Sereia de fogo dos lagos de pedras verdes
Imagem: Luiz Braga (PostFace) |
Eu não estaria assim, se não fosse o fato de ter dormido tarde, o dia amanhecer nublado e o sol não existir quase infantil a estas horas no parapeito das janelas.
O mundo lá fora, assim, nunca é além do frio/calor que nos percorre por dentro as veias, rio fininho de água e óleo, leite e amoras.

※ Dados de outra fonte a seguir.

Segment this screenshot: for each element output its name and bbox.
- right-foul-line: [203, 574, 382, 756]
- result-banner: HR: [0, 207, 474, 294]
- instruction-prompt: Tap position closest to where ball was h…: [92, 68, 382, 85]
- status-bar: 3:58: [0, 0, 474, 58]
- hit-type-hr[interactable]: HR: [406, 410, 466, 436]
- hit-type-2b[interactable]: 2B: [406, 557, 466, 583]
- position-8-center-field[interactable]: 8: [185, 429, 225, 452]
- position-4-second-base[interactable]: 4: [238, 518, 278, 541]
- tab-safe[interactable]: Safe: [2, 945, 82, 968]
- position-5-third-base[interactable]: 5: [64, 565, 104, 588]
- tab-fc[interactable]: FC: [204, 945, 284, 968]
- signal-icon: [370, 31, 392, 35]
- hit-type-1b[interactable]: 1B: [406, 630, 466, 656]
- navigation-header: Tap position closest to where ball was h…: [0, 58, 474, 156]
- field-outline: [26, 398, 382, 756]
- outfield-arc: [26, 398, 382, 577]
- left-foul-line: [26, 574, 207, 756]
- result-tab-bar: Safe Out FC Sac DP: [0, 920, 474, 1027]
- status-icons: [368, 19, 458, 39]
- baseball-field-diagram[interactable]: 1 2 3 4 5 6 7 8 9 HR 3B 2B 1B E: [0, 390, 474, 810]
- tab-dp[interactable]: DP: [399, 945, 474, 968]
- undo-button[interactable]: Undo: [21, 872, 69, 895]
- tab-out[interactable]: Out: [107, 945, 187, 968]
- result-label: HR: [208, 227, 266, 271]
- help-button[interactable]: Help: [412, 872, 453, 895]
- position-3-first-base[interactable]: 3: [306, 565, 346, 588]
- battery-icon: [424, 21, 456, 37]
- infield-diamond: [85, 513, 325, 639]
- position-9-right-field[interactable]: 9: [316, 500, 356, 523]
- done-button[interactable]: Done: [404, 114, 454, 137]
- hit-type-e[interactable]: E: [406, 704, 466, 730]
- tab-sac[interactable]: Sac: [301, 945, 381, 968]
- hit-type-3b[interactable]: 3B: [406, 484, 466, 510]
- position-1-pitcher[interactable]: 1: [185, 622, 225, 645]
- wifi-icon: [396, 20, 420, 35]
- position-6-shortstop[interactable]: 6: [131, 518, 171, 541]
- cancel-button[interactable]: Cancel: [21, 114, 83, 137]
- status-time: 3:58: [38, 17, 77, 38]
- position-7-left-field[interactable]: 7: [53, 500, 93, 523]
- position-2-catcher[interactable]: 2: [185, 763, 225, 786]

E há o desespero de não ter feito tudo quanto durante tantos anos, de espedaçar-se pelo meio do caminho, de ter de ouvir a voz desagradável da insidiosa que se senta ao meu lado e quer o teu mal a todo custo.
Passou a existir entre nós essa ponte intransponível que vai do ontem ao vento, do agora ao abismo.
Por isso estamos sós.
Ouvimos que são de sinos os sons que dobram naquela catedral que esquecemos no meio da floresta, que fica do outro lado da ilha, onde costumas dobrar os joelhos para pedir que haja afeto, haja pão.
Lá só habitam essas mulheres nuas que trouxeste para casa quando a tempestade varreu as margens, derrubou o lugar em que moramos e matou os peixes.
Pelas ruas cobertas de sal e areia as pessoas chegam à nave que erguemos, olham-se e se calam, depois entram cabisbaixas com os filhos que empurram pela mão, os mesmos que detestam o cheiro de incenso e suor que se espalha pelos quartos.
No céu as aves giram tontas e em círculo, agitadas – porque há a infestação desses insetos que vêm pra cá depois da chuva e nos irritam a pele úmida.
E penso que deverias estar aqui depois que sumissem do ar as nuvens pesadas, que poderias ficar comigo neste instante em que sigo a me esgueirar pelas paredes da rua estreita no rumo da catedral engolida pelo mato.
Mas faz pelo menos oito anos que estás distante, que apenas olhas os quadros amarelados e as estantes de gesso que instalamos na antiga casa que habitamos.
Em ti só há o sentimento de quem se apagou viva e corre nua no quintal varado de formigas, mulher que não prosperou, amor tomado pelo musgo, sereia de fogo dos lagos de pedras verdes, desejo que se incrustou nas cavernas de luz argêntea, abismo de onde os homens não saem mais, porque não creem, porque não voam.